If this applies to other potential users of the same Cadence IP block, please reflect that
in the name.


> + edac_dbg(3, "6-Mult uncorrectable detected.\n");
> + p->ue_cnt++;
> + status = ECC_ERROR;
> + }
> +
> + if ((int_status & (1 << 5)) == (1 << 5)) {
> + edac_dbg(3, "5-An uncorrectable detected\n");
> + p->ue_cnt++;
> + status = ECC_ERROR;
> + }
> +
> + if ((int_status & (1 << 4)) == (1 << 4)) {
> + edac_dbg(3, "4-mult correctable detected.\n");
> + p->ce_cnt++;
> + status = ECC_ERROR;
> + }
> +
> + if ((int_status & (1 << 3)) == (1 << 3)) {
> + edac_dbg(3, "3-A correctable detected.\n");
> + p->ce_cnt++;
> + status = ECC_ERROR;
> + }
> +
> + if (status == ECC_ERROR) {
> + u32 ecc_id;
> +

> + p->ceinfo.ecc_addr = readl(base + 4*ECC_C_ADDR_ADDR);
> + p->ceinfo.ecc_data = readl(base + 4*ECC_C_DATA_ADDR);
> + p->ceinfo.ecc_synd = readl(base + 4*ECC_C_SYND_ADDR);
> +
> + p->ueinfo.ecc_addr = readl(base + 4*ECC_U_ADDR_ADDR);
> + p->ueinfo.ecc_data = readl(base + 4*ECC_U_DATA_ADDR);
> + p->ueinfo.ecc_synd = readl(base + 4*ECC_U_SYND_ADDR);
> +
> + /* ECC_C_ID_ADDR has same value as ECC_U_ID_ADDR */
> + ecc_id = readl(base + 4*ECC_C_ID_ADDR);
> + p->ueinfo.ecc_id = ecc_id & 0xffff;
> + p->ceinfo.ecc_id = ecc_id >> 16;

Do these still relate to the same error? You acknowledged the interrupt early, is it
possible these registers now hold details for a new error with its own pending irq?


> + }
> +
> + return status;
> +}
> +
> +/**
> + * npcm7xx_edac_handle_error - Handle controller error types CE and UE
> + * @mci: Pointer to the edac memory controller instance
> + * @p: Pointer to the Nuvoton ecc status structure
> + *
> + * Handles the controller ECC correctable and un correctable error.
> + */
> +static void npcm7xx_edac_handle_error(struct mem_ctl_info *mci,
> + struct npcm7xx_ecc_int_status *p)
> +{
> + struct npcm7xx_edac_priv *priv = mci->pvt_info;
> + u32 page, offset;
> +
> + if (p->ce_cnt) {
> + snprintf(priv->message, EDAC_MSG_SIZE,
> + "DDR ECC: synd=%#08x addr=%#08x data=%#08x source_id=%#08x ",
> + p->ceinfo.ecc_synd, p->ceinfo.ecc_addr,
> + p->ceinfo.ecc_data, p->ceinfo.ecc_id);
> +
> + page = p->ceinfo.ecc_addr >> PAGE_SHIFT;

PHYS_PFN()?


> + offset = p->ceinfo.ecc_addr & ~PAGE_MASK;

I recently learnt there is a helper for this: offset_in_page()

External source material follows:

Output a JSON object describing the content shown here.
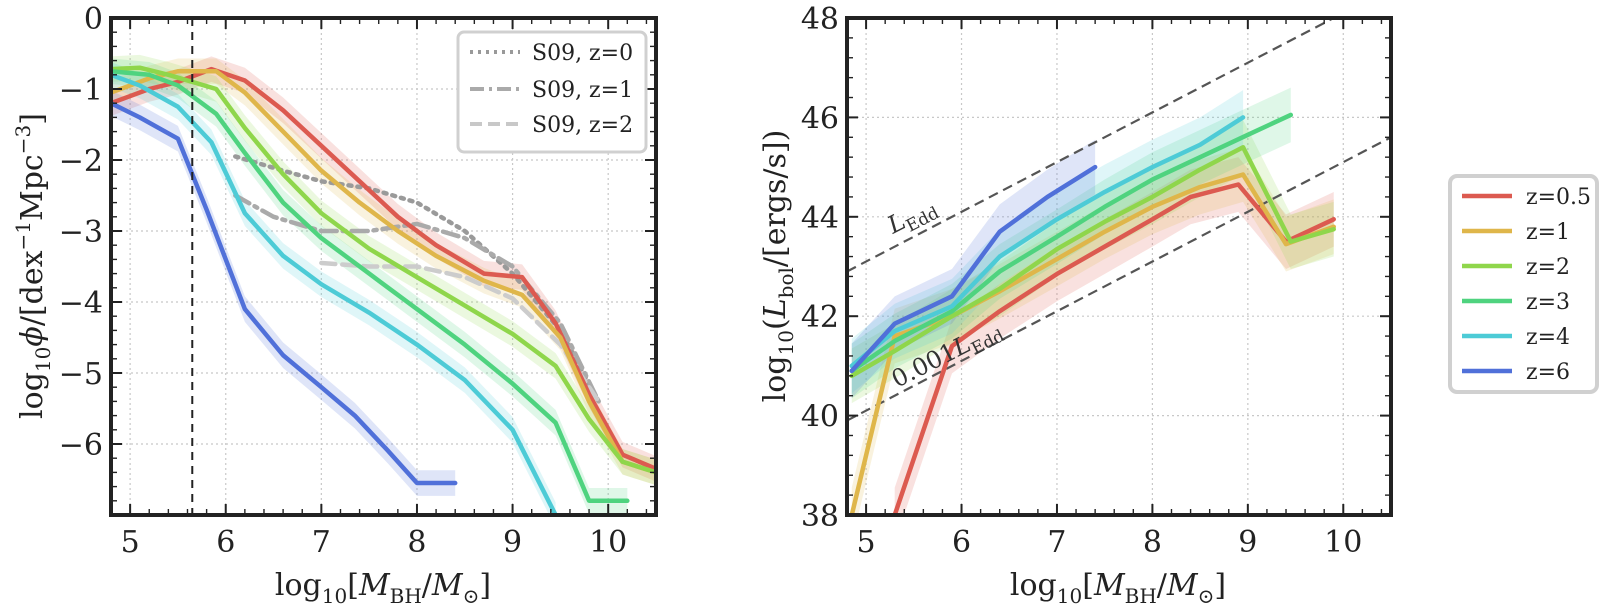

> + edac_mc_handle_error(HW_EVENT_ERR_CORRECTED, mci,
> + p->ce_cnt, page, offset,
> + p->ceinfo.ecc_synd,
> + 0, 0, -1,
> + priv->message, "");
> + }
> +
> + if (p->ue_cnt) {
> + snprintf(priv->message, EDAC_MSG_SIZE,
> + "DDR ECC: synd=%#08x addr=%#08x data=%#08x source_id=%#08x ",
> + p->ueinfo.ecc_synd, p->ueinfo.ecc_addr,
> + p->ueinfo.ecc_data, p->ueinfo.ecc_id);
> +
> + page = p->ueinfo.ecc_addr >> PAGE_SHIFT;
> + offset = p->ueinfo.ecc_addr & ~PAGE_MASK;
> + edac_mc_handle_error(HW_EVENT_ERR_UNCORRECTED, mci,
> + p->ue_cnt, page, offset,
> + p->ueinfo.ecc_synd,
> + 0, 0, -1,
> + priv->message, "");
> + }
> +
> + memset(p, 0, sizeof(*p));
> +}
> +
> +/**
> + * npcm7xx_edac_check - Check controller for ECC errors
> + * @mci: Pointer to the edac memory controller instance
> + *
> + * This routine is used to check and post ECC errors and is called by
> + * this driver's CE and UE interrupt handler.
> + */
> +static void npcm7xx_edac_check(struct mem_ctl_info *mci)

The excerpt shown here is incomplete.